No blanks in Bullets Blue's bag

Photo: Perfect Game

FORT MYERS, Fla. – The easy smile and gregarious personality belied a sense of seriousness inside the young man when it came time to consider the task at hand.

“I come down here to compete; I don’t come down here to lose,” Mid-Ohio Bullets Blue 2015 corner-infielder Reed Norris said matter-of-factly, though with a smile on his face. “I don’t travel a thousand miles just to lose; we’re all down here to compete.”

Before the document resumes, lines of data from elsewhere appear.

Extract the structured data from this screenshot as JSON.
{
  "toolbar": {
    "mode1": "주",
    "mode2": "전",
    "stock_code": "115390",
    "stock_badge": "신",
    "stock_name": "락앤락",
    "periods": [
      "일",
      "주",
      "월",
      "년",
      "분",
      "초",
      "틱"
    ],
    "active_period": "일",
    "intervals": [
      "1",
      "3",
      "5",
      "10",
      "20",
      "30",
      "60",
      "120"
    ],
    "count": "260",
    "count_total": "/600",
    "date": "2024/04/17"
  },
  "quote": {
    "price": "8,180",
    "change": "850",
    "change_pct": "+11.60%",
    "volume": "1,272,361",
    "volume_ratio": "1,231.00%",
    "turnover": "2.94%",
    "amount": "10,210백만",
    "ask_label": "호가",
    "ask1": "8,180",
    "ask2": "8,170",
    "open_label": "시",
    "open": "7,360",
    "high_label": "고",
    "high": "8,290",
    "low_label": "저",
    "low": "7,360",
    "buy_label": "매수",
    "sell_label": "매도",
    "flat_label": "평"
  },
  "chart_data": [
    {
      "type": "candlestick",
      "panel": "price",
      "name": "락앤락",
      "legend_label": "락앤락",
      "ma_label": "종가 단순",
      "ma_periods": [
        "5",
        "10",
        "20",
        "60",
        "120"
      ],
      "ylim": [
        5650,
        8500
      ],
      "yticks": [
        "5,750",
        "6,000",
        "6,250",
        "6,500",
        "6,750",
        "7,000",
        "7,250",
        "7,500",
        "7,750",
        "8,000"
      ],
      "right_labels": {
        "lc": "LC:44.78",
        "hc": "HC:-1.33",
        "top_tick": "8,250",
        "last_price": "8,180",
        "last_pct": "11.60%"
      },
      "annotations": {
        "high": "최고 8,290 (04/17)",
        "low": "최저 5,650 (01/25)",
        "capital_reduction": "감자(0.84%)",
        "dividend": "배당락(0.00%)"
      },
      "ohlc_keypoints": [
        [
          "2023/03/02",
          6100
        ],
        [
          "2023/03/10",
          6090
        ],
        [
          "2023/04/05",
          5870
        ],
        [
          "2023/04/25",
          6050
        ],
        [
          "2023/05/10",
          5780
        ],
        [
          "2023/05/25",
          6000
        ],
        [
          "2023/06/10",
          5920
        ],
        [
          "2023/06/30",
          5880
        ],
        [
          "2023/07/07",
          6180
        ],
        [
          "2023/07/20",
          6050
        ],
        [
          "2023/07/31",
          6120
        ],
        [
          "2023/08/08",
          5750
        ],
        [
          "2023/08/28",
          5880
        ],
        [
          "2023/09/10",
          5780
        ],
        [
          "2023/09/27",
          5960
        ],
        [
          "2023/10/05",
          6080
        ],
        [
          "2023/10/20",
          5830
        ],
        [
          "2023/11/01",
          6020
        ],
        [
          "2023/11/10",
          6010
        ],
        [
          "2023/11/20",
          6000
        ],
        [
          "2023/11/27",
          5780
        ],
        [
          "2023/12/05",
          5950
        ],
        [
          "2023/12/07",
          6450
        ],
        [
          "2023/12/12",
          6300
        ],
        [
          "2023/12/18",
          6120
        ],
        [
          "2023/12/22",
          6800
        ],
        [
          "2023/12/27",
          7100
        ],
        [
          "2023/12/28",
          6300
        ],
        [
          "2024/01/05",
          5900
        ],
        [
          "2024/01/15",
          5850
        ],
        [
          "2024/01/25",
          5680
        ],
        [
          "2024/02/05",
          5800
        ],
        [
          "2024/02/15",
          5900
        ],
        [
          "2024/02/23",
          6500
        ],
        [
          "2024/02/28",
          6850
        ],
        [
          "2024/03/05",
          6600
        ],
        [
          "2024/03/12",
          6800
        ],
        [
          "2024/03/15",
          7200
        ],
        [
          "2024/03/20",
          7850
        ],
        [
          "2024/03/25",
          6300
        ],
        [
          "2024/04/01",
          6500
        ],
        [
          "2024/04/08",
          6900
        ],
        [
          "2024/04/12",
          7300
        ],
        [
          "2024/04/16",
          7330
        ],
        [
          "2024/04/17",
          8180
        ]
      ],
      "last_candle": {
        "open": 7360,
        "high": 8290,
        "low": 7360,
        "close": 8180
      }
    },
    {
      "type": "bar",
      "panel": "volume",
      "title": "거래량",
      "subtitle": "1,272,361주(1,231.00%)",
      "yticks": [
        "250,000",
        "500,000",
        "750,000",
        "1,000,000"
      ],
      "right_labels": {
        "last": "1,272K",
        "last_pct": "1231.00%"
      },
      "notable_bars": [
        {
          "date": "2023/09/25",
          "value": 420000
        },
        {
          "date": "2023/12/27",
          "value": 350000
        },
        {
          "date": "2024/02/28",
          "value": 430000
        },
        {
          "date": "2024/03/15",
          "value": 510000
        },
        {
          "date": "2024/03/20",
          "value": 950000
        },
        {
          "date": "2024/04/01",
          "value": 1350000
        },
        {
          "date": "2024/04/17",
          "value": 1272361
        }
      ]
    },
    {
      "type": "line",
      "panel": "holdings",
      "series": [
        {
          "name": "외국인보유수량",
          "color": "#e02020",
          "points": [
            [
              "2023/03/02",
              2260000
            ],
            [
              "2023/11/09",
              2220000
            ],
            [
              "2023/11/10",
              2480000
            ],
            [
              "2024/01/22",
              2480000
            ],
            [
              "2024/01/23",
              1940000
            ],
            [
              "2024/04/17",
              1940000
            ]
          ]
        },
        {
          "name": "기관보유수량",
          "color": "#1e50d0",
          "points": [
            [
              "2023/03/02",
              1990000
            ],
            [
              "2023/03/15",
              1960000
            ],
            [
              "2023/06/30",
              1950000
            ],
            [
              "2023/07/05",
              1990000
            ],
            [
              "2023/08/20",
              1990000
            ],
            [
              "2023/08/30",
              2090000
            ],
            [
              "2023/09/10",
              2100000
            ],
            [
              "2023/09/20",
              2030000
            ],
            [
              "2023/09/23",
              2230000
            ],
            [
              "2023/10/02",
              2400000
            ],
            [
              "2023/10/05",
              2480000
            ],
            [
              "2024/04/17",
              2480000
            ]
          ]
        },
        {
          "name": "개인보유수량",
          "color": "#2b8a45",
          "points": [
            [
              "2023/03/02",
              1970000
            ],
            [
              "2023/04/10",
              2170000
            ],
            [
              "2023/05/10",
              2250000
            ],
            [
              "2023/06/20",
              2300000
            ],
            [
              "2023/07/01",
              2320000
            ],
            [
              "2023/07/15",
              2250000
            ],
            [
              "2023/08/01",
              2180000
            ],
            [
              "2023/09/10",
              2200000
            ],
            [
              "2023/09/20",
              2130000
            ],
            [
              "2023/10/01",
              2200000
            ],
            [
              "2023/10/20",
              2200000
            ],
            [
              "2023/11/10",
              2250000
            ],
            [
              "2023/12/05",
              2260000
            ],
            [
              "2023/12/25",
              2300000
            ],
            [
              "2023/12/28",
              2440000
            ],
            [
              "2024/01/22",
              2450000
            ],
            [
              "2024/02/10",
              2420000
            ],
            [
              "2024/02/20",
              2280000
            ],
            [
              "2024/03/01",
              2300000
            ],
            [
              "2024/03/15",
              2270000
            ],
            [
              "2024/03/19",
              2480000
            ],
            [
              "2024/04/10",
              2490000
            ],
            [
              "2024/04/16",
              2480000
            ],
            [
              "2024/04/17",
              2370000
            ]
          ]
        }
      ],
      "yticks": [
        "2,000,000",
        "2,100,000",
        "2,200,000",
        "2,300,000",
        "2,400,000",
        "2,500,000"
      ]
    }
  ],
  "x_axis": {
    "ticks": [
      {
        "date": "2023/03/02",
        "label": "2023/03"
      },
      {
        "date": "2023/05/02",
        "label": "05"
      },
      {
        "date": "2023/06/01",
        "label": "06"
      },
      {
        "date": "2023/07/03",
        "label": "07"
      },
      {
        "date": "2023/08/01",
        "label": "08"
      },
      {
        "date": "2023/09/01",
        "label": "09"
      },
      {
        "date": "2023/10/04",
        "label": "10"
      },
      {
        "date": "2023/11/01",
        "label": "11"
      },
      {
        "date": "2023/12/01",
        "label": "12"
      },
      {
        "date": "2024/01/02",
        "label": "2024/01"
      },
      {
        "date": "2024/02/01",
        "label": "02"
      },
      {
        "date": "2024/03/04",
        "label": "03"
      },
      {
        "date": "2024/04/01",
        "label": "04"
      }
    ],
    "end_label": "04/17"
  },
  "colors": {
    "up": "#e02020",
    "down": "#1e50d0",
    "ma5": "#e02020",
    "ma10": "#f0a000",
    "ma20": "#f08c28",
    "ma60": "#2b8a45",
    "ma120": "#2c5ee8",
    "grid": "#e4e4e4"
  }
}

By “all”, Norris was referring to every one of his teammates on the Mid-Ohio Bullets Blue, a squad based in Marengo, Ohio, in the Columbus area, that is in Southwest Florida this weekend and into next week competing at the 16u Perfect Game BCS Finals national championship.

Norris made his remarks Saturday morning from the backfields at the Boston Red Sox’s Jet Blue Park Player Development Complex before the Bullets Blues struck late and then held on to post an 8-5 win over the Long Island (N.Y.) Tigers, their second straight win to open the tournament.

Mid-Ohio may be lacking the highly ranked prospects that crowd the rosters of quite a few elite teams at the 16u event but it certainly doesn’t lack for drive or desire. Nor do the Bullets Blue lack an appreciation for where they will be spending the next four or five days.

“The biggest thing for us, coming from Columbus, Ohio, is the entire experience of playing on the nicer fields, the real baseball grass and, obviously, playing teams from all over the nation,” Bullets Blue head coach John Shepherd said Saturday. “We get exposure throughout the Midwest playing in the top tournaments, but we look forward to this; not only the teams that we play but the exposure Perfect Game allows all our players to have.

“This is a big deal for these guys and they’re definitely looking forward to it,” he continued. “We realize that there are so many good teams here that even the good teams get knocked out. … This is kind of a measuring stick for us against the best; that’s who we want to play, so we’re definitely looking forward to it.”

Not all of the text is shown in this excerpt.